Legal Informatics in Italy

16.07.2014

Legal Informatics in Italy

Fifty years of studies, research and experiences

edited by: Ginevra Peruginelli and Mario Ragona

Abstracts. Preface.

A “giusliberista”, democratic and philosophical computer science (p. 13)
by Luigi Lombardi Vallauri

In my 1969-1995 writings on legal informatics, that this contribution diachronically marks, three intersecting themes are represented: the Freirecht (“giusliberismo”), the critical reductionism, democracy as an essential value of legal informatics. Among the technical corollaries of Freirecht, the following are evidenced: the need for “free-law” programs due to the inevitable choice to be made among the logically and legally possible solutions within the applicable valid law;

highly problematic programs due, on one side to the cultural hegemony of the axiological noncognitivism, on the other to the need (admitted even by critical reductionism) for evidential conscious experiences, so far inaccessible to computation.
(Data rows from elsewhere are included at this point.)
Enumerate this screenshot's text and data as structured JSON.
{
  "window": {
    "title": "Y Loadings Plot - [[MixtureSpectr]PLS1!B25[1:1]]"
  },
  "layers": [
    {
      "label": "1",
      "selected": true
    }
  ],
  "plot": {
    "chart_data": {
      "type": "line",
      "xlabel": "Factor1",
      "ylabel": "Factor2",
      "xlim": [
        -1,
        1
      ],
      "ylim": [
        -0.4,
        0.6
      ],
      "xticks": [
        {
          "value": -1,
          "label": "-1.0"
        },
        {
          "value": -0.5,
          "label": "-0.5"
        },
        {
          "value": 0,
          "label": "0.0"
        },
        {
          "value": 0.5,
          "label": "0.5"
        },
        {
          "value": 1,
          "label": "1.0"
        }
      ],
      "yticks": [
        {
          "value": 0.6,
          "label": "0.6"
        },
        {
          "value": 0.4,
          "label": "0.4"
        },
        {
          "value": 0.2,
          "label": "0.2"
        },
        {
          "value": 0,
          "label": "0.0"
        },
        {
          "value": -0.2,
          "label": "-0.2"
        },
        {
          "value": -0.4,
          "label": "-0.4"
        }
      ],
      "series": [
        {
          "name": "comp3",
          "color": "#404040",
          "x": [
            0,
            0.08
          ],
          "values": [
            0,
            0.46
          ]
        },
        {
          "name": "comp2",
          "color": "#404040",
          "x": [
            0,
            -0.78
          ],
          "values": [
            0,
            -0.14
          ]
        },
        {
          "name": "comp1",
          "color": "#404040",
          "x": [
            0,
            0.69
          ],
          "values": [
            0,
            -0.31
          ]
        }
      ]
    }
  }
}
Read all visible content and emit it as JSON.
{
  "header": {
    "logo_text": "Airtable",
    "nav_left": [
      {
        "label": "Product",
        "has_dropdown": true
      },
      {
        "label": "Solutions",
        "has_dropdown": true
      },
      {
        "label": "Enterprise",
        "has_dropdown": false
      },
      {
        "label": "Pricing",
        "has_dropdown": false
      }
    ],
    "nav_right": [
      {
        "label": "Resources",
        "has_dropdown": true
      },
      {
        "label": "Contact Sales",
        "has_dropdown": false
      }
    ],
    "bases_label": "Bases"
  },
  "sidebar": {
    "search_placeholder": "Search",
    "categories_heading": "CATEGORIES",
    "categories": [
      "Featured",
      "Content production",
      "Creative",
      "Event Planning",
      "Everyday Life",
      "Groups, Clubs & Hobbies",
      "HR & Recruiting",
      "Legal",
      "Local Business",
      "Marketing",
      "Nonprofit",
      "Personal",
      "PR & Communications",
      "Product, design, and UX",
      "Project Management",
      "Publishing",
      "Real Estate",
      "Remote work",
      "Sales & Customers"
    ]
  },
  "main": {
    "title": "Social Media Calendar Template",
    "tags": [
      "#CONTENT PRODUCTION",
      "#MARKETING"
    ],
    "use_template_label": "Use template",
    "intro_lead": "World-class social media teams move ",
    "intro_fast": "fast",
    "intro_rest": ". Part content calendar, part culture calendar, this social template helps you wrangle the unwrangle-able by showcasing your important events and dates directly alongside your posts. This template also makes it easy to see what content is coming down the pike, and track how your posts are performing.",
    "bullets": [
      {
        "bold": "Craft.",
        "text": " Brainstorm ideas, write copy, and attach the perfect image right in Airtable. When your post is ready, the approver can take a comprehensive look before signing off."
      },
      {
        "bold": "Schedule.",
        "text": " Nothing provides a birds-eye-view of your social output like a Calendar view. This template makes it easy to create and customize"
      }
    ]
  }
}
Among the technical corollaries of democracy: the primacy of the so far very neglected expert systems over information storage and retrieval, but also need for synergy and mutual control in integrated systems; databases including newspaper publishing; retrieval of documents starting from life situations; open competition between electronic systems and human jurists.

The intersection of the three themes finds its higher level of processing in the form-system, designed in 1975 as SIGN (Sistema di Informazione Giuridica Nazionale – National Legal Information System), with its extensive network of terminals assisted by “municipal lawyers” freely available throughout the territory, later evolved in 1995 as SEGG (Sistema Esperto Giuridico Globale – Global Legal Expert System), informonstrum comprehensive of the automatic legislator program.

The text ends by mentioning the competition raised between legal informatics and mediation, the first one de-humanizing, the other de-juridificating, both paradoxically converging in dismissing the human jurist, while inviting to foster roboethics, as a philosophical premise to computer law in the context of a more and more artificialized world.